Wednesday’s meeting followed meetings in August that gathered feedback about the desired characteristics of the hub. The survey given at the meeting will also be available on the city’s website.

Nugent said the location study will be complete by the end of the year. He said final recommendations and feedback from the public survey will likely go to the City Commission in January for consideration.

Comments

Deborah Snyder 6 months, 3 weeks ago

Our granddaughter always notices the buses when we are at the library. I think the current location would be best, as it would connect with the Greyhound bus stop, and cause the least disruption.

IMHO, it's well-lit, in a fairly open and popular pedestrian location, and provides some shelter at the library lobby during the day...

I'm not aware of any criminal activity there, but I'm pretty sure police would be able to secure that area fairly quickly.

My vote would go to kepping the current location, with whatever improvements necessary to make bus transfers safe and sheltered.

Gary Gurney 6 months, 3 weeks ago

I vote for current location. There is empty buildings that could be renovated into a bus station for bus service and Greyhound.

Clara Westphal 6 months, 3 weeks ago

Locate it where there are already buildings that can be used. Don't put it somewhere that will need constructing a building necessary.. The city spends too much money constructing buildings when there are plenty of empty buildings that could be used.

Eric Kirkendall 6 months, 3 weeks ago

I agree, the transit hub should be downtown. Our transit system is pretty barebones and not of use for most people other than KU students today, but it is important that we build a hub that will serve us for at least the next 20-30 years, when transit may become more important.

And - I feel strongly that the city should consider transit-oriented development at that location. Don't build just a transit hub, but partner with experienced transit-oriented developers to find a way to add value, to enhance downtown, and to lessen the cost to taxpayers. Note that I said "lessen the cost to taxpayers". We don't need to give developers money to develop downtown - though we might need to give them the right to build higher or otherwise add value to their projects.

And higher density in areas adjacent to Massachusetts Street where it doesn't hard home-owners would be good for us all.

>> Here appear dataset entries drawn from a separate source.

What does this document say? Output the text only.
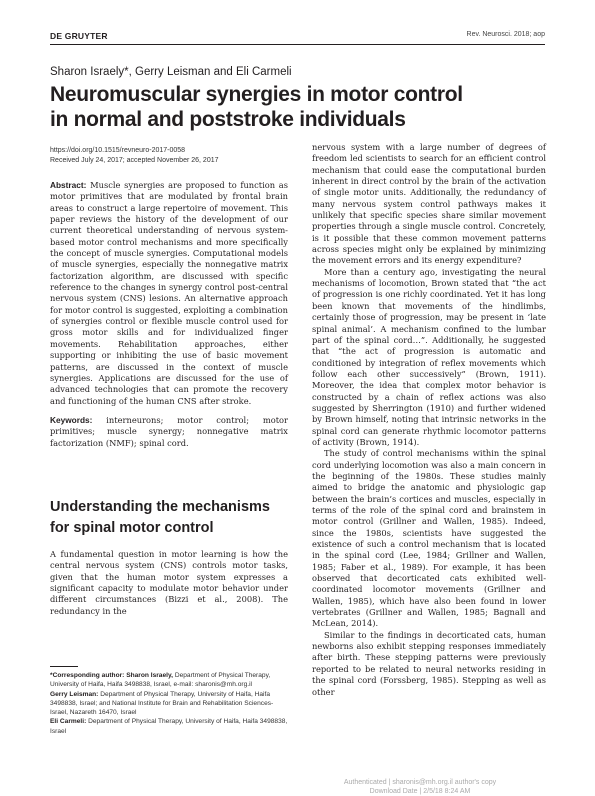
DE GRUYTER	Rev. Neurosci. 2018; aop
Sharon Israely*, Gerry Leisman and Eli Carmeli
Neuromuscular synergies in motor control
in normal and poststroke individuals
https://doi.org/10.1515/revneuro-2017-0058
Received July 24, 2017; accepted November 26, 2017

Abstract: Muscle synergies are proposed to function as motor primitives that are modulated by frontal brain areas to construct a large repertoire of movement. This paper reviews the history of the development of our current theoretical understanding of nervous system-based motor control mechanisms and more specifically the concept of muscle synergies. Computational models of muscle synergies, especially the nonnegative matrix factorization algorithm, are discussed with specific reference to the changes in synergy control post-central nervous system (CNS) lesions. An alternative approach for motor control is suggested, exploiting a combination of synergies control or flexible muscle control used for gross motor skills and for individualized finger movements. Rehabilitation approaches, either supporting or inhibiting the use of basic movement patterns, are discussed in the context of muscle synergies. Applications are discussed for the use of advanced technologies that can promote the recovery and functioning of the human CNS after stroke.

Keywords: interneurons; motor control; motor primitives; muscle synergy; nonnegative matrix factorization (NMF); spinal cord.

Understanding the mechanisms
for spinal motor control

A fundamental question in motor learning is how the central nervous system (CNS) controls motor tasks, given that the human motor system expresses a significant capacity to modulate motor behavior under different circumstances (Bizzi et al., 2008). The redundancy in the

*Corresponding author: Sharon Israely, Department of Physical Therapy, University of Haifa, Haifa 3498838, Israel, e-mail: sharonis@mh.org.il

Gerry Leisman: Department of Physical Therapy, University of Haifa, Haifa 3498838, Israel; and National Institute for Brain and Rehabilitation Sciences-Israel, Nazareth 16470, Israel

Eli Carmeli: Department of Physical Therapy, University of Haifa, Haifa 3498838, Israel

nervous system with a large number of degrees of freedom led scientists to search for an efficient control mechanism that could ease the computational burden inherent in direct control by the brain of the activation of single motor units. Additionally, the redundancy of many nervous system control pathways makes it unlikely that specific species share similar movement properties through a single muscle control. Concretely, is it possible that these common movement patterns across species might only be explained by minimizing the movement errors and its energy expenditure?

More than a century ago, investigating the neural mechanisms of locomotion, Brown stated that “the act of progression is one richly coordinated. Yet it has long been known that movements of the hindlimbs, certainly those of progression, may be present in ‘late spinal animal’. A mechanism confined to the lumbar part of the spinal cord…”. Additionally, he suggested that “the act of progression is automatic and conditioned by integration of reflex movements which follow each other successively” (Brown, 1911). Moreover, the idea that complex motor behavior is constructed by a chain of reflex actions was also suggested by Sherrington (1910) and further widened by Brown himself, noting that intrinsic networks in the spinal cord can generate rhythmic locomotor patterns of activity (Brown, 1914).

The study of control mechanisms within the spinal cord underlying locomotion was also a main concern in the beginning of the 1980s. These studies mainly aimed to bridge the anatomic and physiologic gap between the brain’s cortices and muscles, especially in terms of the role of the spinal cord and brainstem in motor control (Grillner and Wallen, 1985). Indeed, since the 1980s, scientists have suggested the existence of such a control mechanism that is located in the spinal cord (Lee, 1984; Grillner and Wallen, 1985; Faber et al., 1989). For example, it has been observed that decorticated cats exhibited well-coordinated locomotor movements (Grillner and Wallen, 1985), which have also been found in lower vertebrates (Grillner and Wallen, 1985; Bagnall and McLean, 2014).

Similar to the findings in decorticated cats, human newborns also exhibit stepping responses immediately after birth. These stepping patterns were previously reported to be related to neural networks residing in the spinal cord (Forssberg, 1985). Stepping as well as other

Authenticated | sharonis@mh.org.il author's copy
Download Date | 2/5/18 8:24 AM
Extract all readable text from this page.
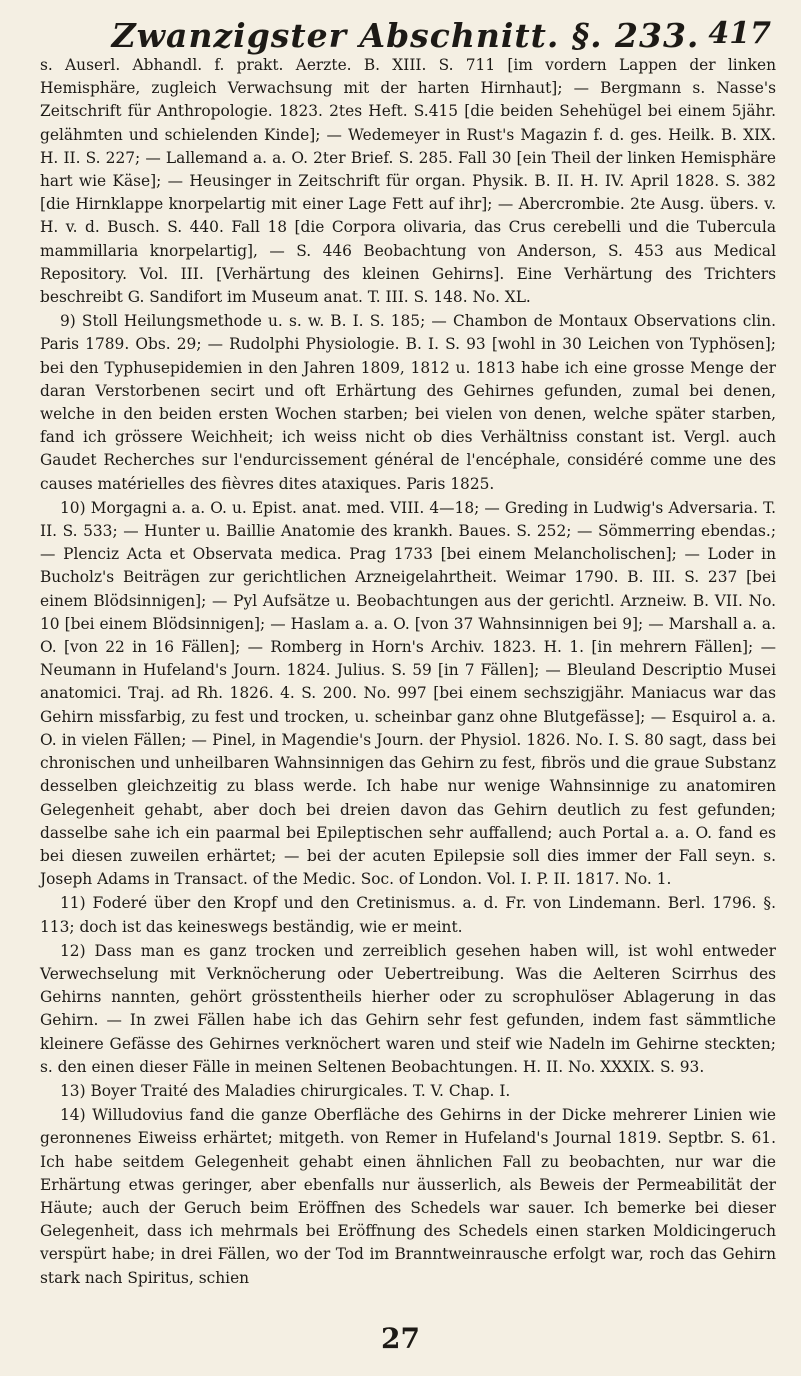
Zwanzigster Abschnitt. §. 233. 417

s. Auserl. Abhandl. f. prakt. Aerzte. B. XIII. S. 711 [im vordern Lappen der linken Hemisphäre, zugleich Verwachsung mit der harten Hirnhaut]; — Bergmann s. Nasse's Zeitschrift für Anthropologie. 1823. 2tes Heft. S.415 [die beiden Sehehügel bei einem 5jähr. gelähmten und schielenden Kinde]; — Wedemeyer in Rust's Magazin f. d. ges. Heilk. B. XIX. H. II. S. 227; — Lallemand a. a. O. 2ter Brief. S. 285. Fall 30 [ein Theil der linken Hemisphäre hart wie Käse]; — Heusinger in Zeitschrift für organ. Physik. B. II. H. IV. April 1828. S. 382 [die Hirnklappe knorpelartig mit einer Lage Fett auf ihr]; — Abercrombie. 2te Ausg. übers. v. H. v. d. Busch. S. 440. Fall 18 [die Corpora olivaria, das Crus cerebelli und die Tubercula mammillaria knorpelartig], — S. 446 Beobachtung von Anderson, S. 453 aus Medical Repository. Vol. III. [Verhärtung des kleinen Gehirns]. Eine Verhärtung des Trichters beschreibt G. Sandifort im Museum anat. T. III. S. 148. No. XL.

9) Stoll Heilungsmethode u. s. w. B. I. S. 185; — Chambon de Montaux Observations clin. Paris 1789. Obs. 29; — Rudolphi Physiologie. B. I. S. 93 [wohl in 30 Leichen von Typhösen]; bei den Typhusepidemien in den Jahren 1809, 1812 u. 1813 habe ich eine grosse Menge der daran Verstorbenen secirt und oft Erhärtung des Gehirnes gefunden, zumal bei denen, welche in den beiden ersten Wochen starben; bei vielen von denen, welche später starben, fand ich grössere Weichheit; ich weiss nicht ob dies Verhältniss constant ist. Vergl. auch Gaudet Recherches sur l'endurcissement général de l'encéphale, considéré comme une des causes matérielles des fièvres dites ataxiques. Paris 1825.

10) Morgagni a. a. O. u. Epist. anat. med. VIII. 4—18; — Greding in Ludwig's Adversaria. T. II. S. 533; — Hunter u. Baillie Anatomie des krankh. Baues. S. 252; — Sömmerring ebendas.; — Plenciz Acta et Observata medica. Prag 1733 [bei einem Melancholischen]; — Loder in Bucholz's Beiträgen zur gerichtlichen Arzneigelahrtheit. Weimar 1790. B. III. S. 237 [bei einem Blödsinnigen]; — Pyl Aufsätze u. Beobachtungen aus der gerichtl. Arzneiw. B. VII. No. 10 [bei einem Blödsinnigen]; — Haslam a. a. O. [von 37 Wahnsinnigen bei 9]; — Marshall a. a. O. [von 22 in 16 Fällen]; — Romberg in Horn's Archiv. 1823. H. 1. [in mehrern Fällen]; — Neumann in Hufeland's Journ. 1824. Julius. S. 59 [in 7 Fällen]; — Bleuland Descriptio Musei anatomici. Traj. ad Rh. 1826. 4. S. 200. No. 997 [bei einem sechszigjähr. Maniacus war das Gehirn missfarbig, zu fest und trocken, u. scheinbar ganz ohne Blutgefässe]; — Esquirol a. a. O. in vielen Fällen; — Pinel, in Magendie's Journ. der Physiol. 1826. No. I. S. 80 sagt, dass bei chronischen und unheilbaren Wahnsinnigen das Gehirn zu fest, fibrös und die graue Substanz desselben gleichzeitig zu blass werde. Ich habe nur wenige Wahnsinnige zu anatomiren Gelegenheit gehabt, aber doch bei dreien davon das Gehirn deutlich zu fest gefunden; dasselbe sahe ich ein paarmal bei Epileptischen sehr auffallend; auch Portal a. a. O. fand es bei diesen zuweilen erhärtet; — bei der acuten Epilepsie soll dies immer der Fall seyn. s. Joseph Adams in Transact. of the Medic. Soc. of London. Vol. I. P. II. 1817. No. 1.

11) Foderé über den Kropf und den Cretinismus. a. d. Fr. von Lindemann. Berl. 1796. §. 113; doch ist das keineswegs beständig, wie er meint.

12) Dass man es ganz trocken und zerreiblich gesehen haben will, ist wohl entweder Verwechselung mit Verknöcherung oder Uebertreibung. Was die Aelteren Scirrhus des Gehirns nannten, gehört grösstentheils hierher oder zu scrophulöser Ablagerung in das Gehirn. — In zwei Fällen habe ich das Gehirn sehr fest gefunden, indem fast sämmtliche kleinere Gefässe des Gehirnes verknöchert waren und steif wie Nadeln im Gehirne steckten; s. den einen dieser Fälle in meinen Seltenen Beobachtungen. H. II. No. XXXIX. S. 93.

13) Boyer Traité des Maladies chirurgicales. T. V. Chap. I.

14) Willudovius fand die ganze Oberfläche des Gehirns in der Dicke mehrerer Linien wie geronnenes Eiweiss erhärtet; mitgeth. von Remer in Hufeland's Journal 1819. Septbr. S. 61. Ich habe seitdem Gelegenheit gehabt einen ähnlichen Fall zu beobachten, nur war die Erhärtung etwas geringer, aber ebenfalls nur äusserlich, als Beweis der Permeabilität der Häute; auch der Geruch beim Eröffnen des Schedels war sauer. Ich bemerke bei dieser Gelegenheit, dass ich mehrmals bei Eröffnung des Schedels einen starken Moldicingeruch verspürt habe; in drei Fällen, wo der Tod im Branntweinrausche erfolgt war, roch das Gehirn stark nach Spiritus, schien

27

Regarding the need for more parking spots downtown for a transit-oriented development...build them underground and charge a lot to park downtown, or put a parking structure somewhere else (across the river and away from homes?) and build an urban gondola to get there! https://www.curbed.com/2017/9/21/16340394/urban-gondolas-cable-cars-cities

Parking lots pay for lots of transit-oriented developments and Massachusetts Street is one of the top tourist attractions in the state of Kansas, and of course a gondola over the Kansas River would bring in lots more tourism!

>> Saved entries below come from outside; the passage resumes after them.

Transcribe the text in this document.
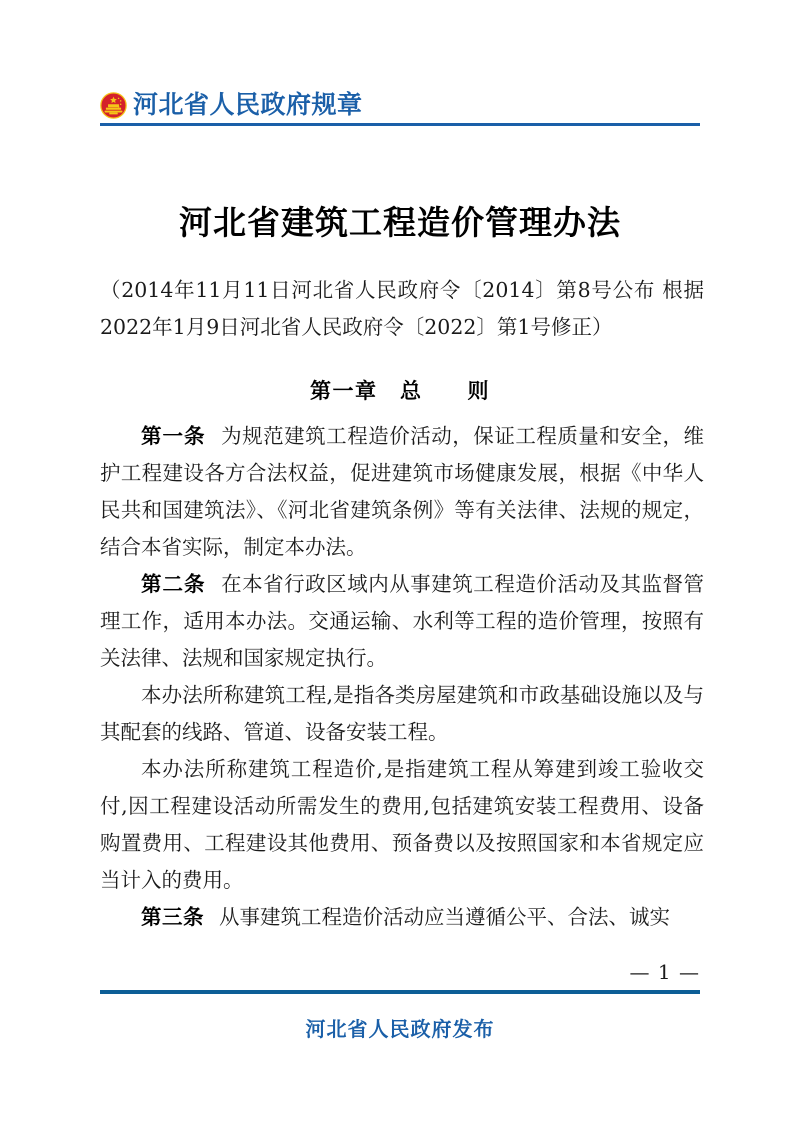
河北省人民政府规章
河北省建筑工程造价管理办法
（2014年11月11日河北省人民政府令〔2014〕第8号公布 根据2022年1月9日河北省人民政府令〔2022〕第1号修正）
第一章　总　　则

第一条 为规范建筑工程造价活动，保证工程质量和安全，维护工程建设各方合法权益，促进建筑市场健康发展，根据《中华人民共和国建筑法》、《河北省建筑条例》等有关法律、法规的规定，结合本省实际，制定本办法。

第二条 在本省行政区域内从事建筑工程造价活动及其监督管理工作，适用本办法。交通运输、水利等工程的造价管理，按照有关法律、法规和国家规定执行。

本办法所称建筑工程,是指各类房屋建筑和市政基础设施以及与其配套的线路、管道、设备安装工程。

本办法所称建筑工程造价,是指建筑工程从筹建到竣工验收交付,因工程建设活动所需发生的费用,包括建筑安装工程费用、设备购置费用、工程建设其他费用、预备费以及按照国家和本省规定应当计入的费用。

第三条 从事建筑工程造价活动应当遵循公平、合法、诚实

— 1 —
河北省人民政府发布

Re parking, as downtown develops and gets more dense, we need to protect parking in neighborhood parking the same way real cities do - with neighborhood parking zones and stickers in East Lawrence, Old West Lawrence, and Pinckney neighborhoods - and encourage people walk, ride their bicycles, or take transit to get downtown.

Mark Kostner 6 months, 3 weeks ago

I think it should be downtown and the Greyhound and K-10 buses should use it as well. In addition to residents it should be easy for someone arriving in the city to transfer to a local line. At some point in the future it would be nice if you could fly into KCI, take a bus to Lawrence and transfer to a city bus that would take you to or near your final destination affordably and seamlessly like many other cities or ride to and from Olathe, Overland Park or the Plaza quickly and easily. Downtown would be the best primary hub location.

Richard Heckler 6 months, 3 weeks ago

I believe Lawrence should have two hubs.

One downtown at current location and one at Northeast corner of Clinton Parkway and Lawrence Avenue.

Split the $5million between two practical low cost sites. Nothing extravagant.

KU bus transportation covers a wide area in the Lawrence metro and as I understand it KU bus travel is open to all. Can we say team effort.